Mr Gorbachev, leader of the Soviet Union from 1985 to 1991, died on Tuesday aged 91. His body lay in state on Saturday in the grand Hall of Columns in central Moscow in the tradition of previous Soviet leaders, including Vladimir Lenin and Josef Stalin.

Flanked by an honour guard of two rifle-wielding members of the elite Kremlin Regiment with the hall’s 54 chandeliers emitting only a dim glow, the former president’s body lay in an open casket with his face and upper body visible.

Mr Gorbachev is best known in the West for helping end the Cold War, reducing his country’s nuclear stockpile, and for unwittingly presiding over the demise of the Soviet Union. But his legacy still divides opinion inside and outside Russia.
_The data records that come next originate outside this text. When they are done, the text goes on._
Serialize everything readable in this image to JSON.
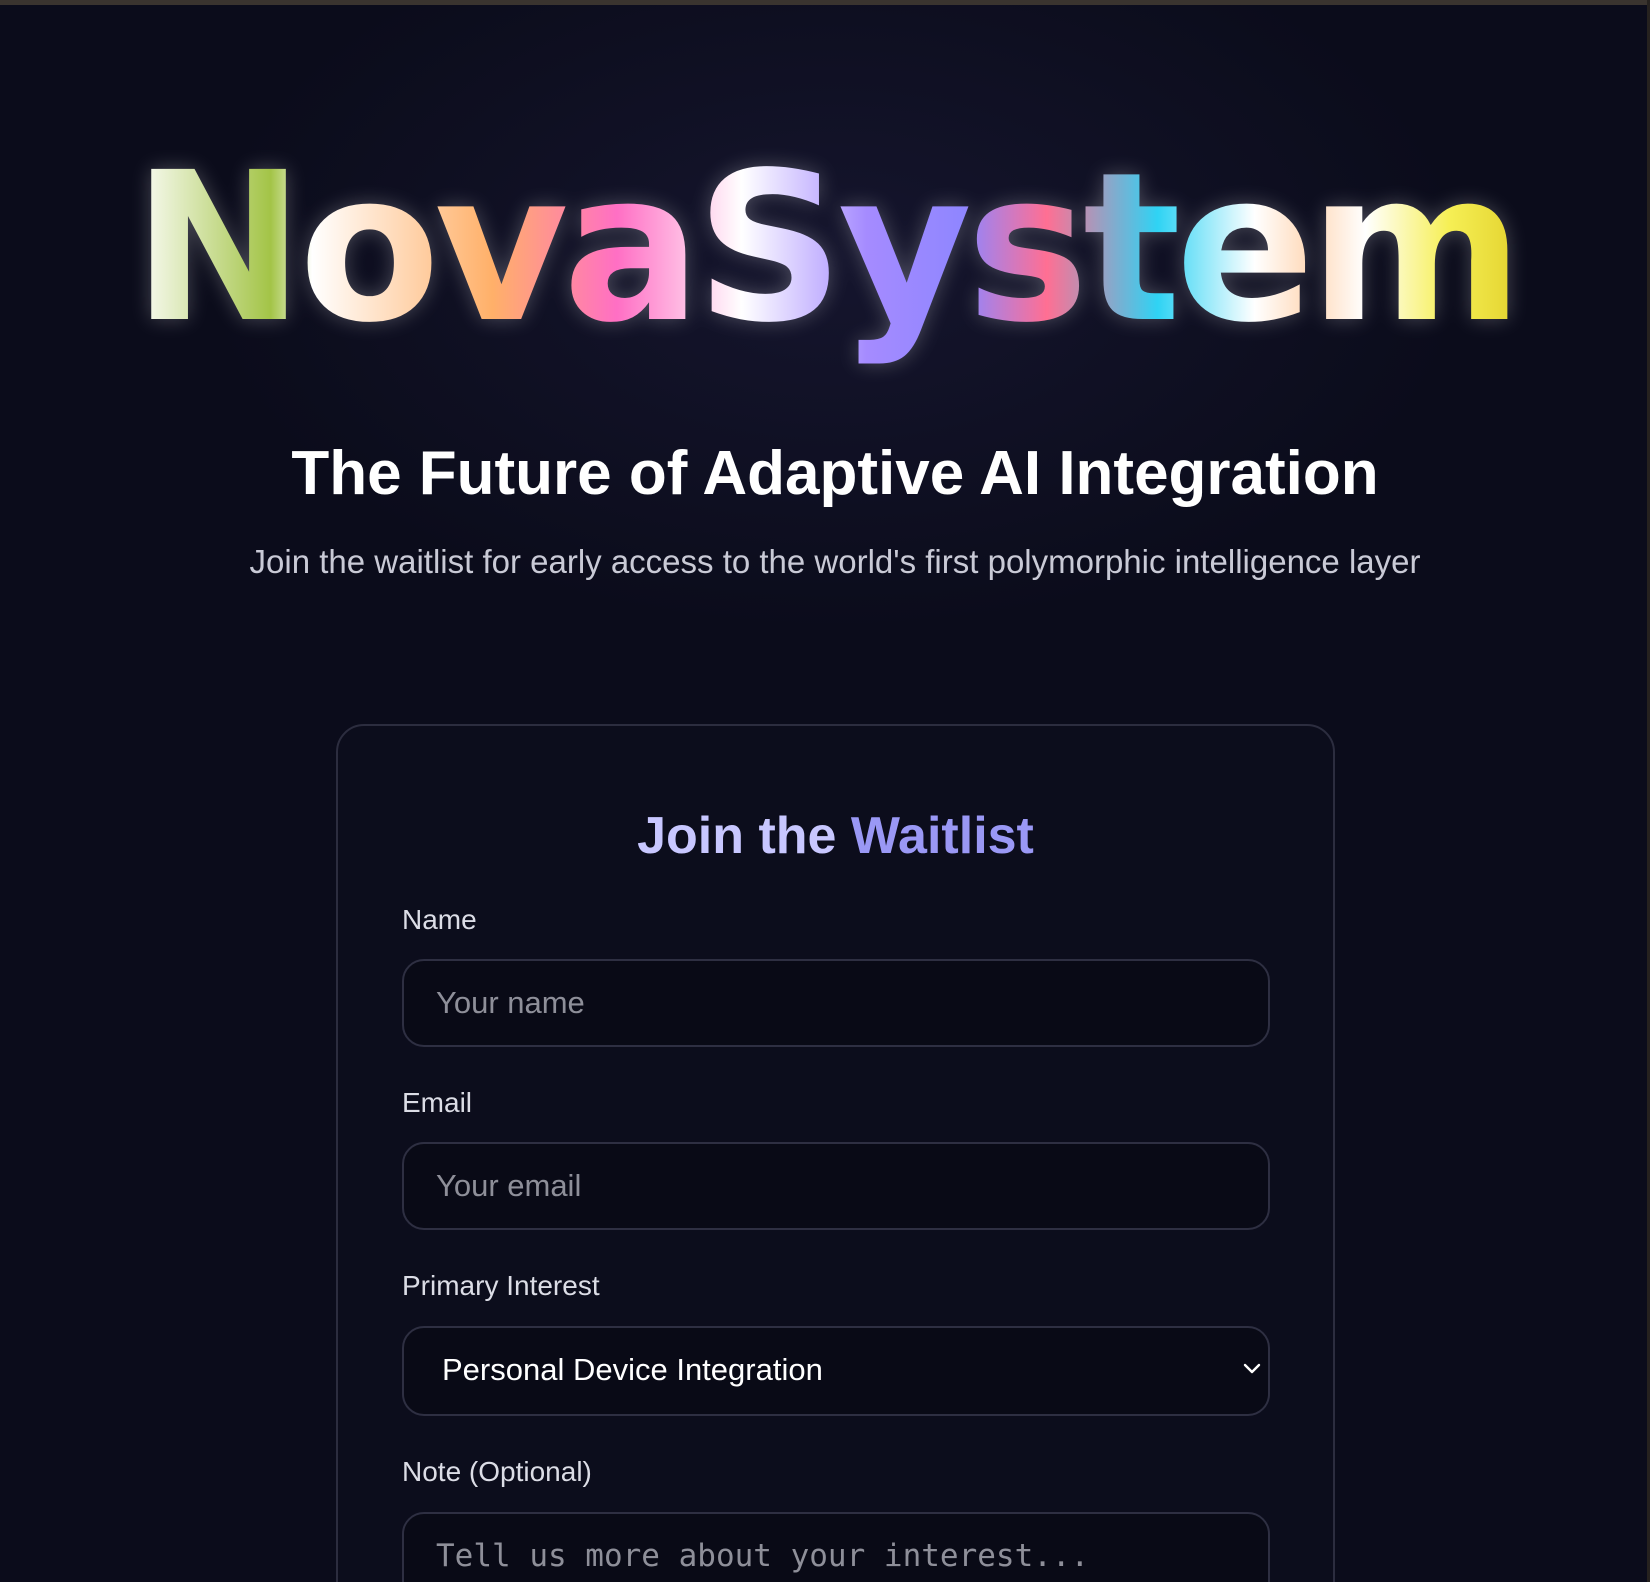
{
  "brand": {
    "logo_text": "NovaSystem"
  },
  "hero": {
    "headline": "The Future of Adaptive AI Integration",
    "subtext": "Join the waitlist for early access to the world's first polymorphic intelligence layer"
  },
  "waitlist_form": {
    "title_part1": "Join the",
    "title_part2": "Waitlist",
    "name_label": "Name",
    "name_placeholder": "Your name",
    "name_value": "",
    "email_label": "Email",
    "email_placeholder": "Your email",
    "email_value": "",
    "interest_label": "Primary Interest",
    "interest_selected": "Personal Device Integration",
    "note_label": "Note (Optional)",
    "note_placeholder": "Tell us more about your interest...",
    "note_value": ""
  },
  "icons": {
    "select_caret": "chevron-down-icon"
  },
  "colors": {
    "background": "#0b0c1b",
    "card_border": "#2c2d3f",
    "accent_light": "#c8c7ff",
    "accent": "#9a98f5",
    "muted_text": "#c9cad6",
    "placeholder": "#8e8f99"
  }
}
President Vladimir Putin briefly paid his respects to Mr Gorbachev on Thursday at the hospital where he died, but stayed away from Saturday’s memorial event, with the Kremlin citing his busy schedule.

Nor was Mr Gorbachev granted a full state funeral unlike his nemesis Boris Yeltsin, Russia’s first post-Soviet president and the man who named Mr Putin as his successor, who died in 2007.

Some saw Mr Putin’s no-show as a calculated snub from a former KGB officer who has rolled back many of Mr Gorbachev’s reforms and has said he regards the 1991 collapse of the Soviet Union as the greatest geopolitical catastrophe of the 20th century.

Mr Gorbachev was, like Mr Putin, crushed by the demise of the Soviet Union but is blamed by many Russians for setting in motion a reform process that spun out of control and emboldened many of the USSR’s 15 republics to break away.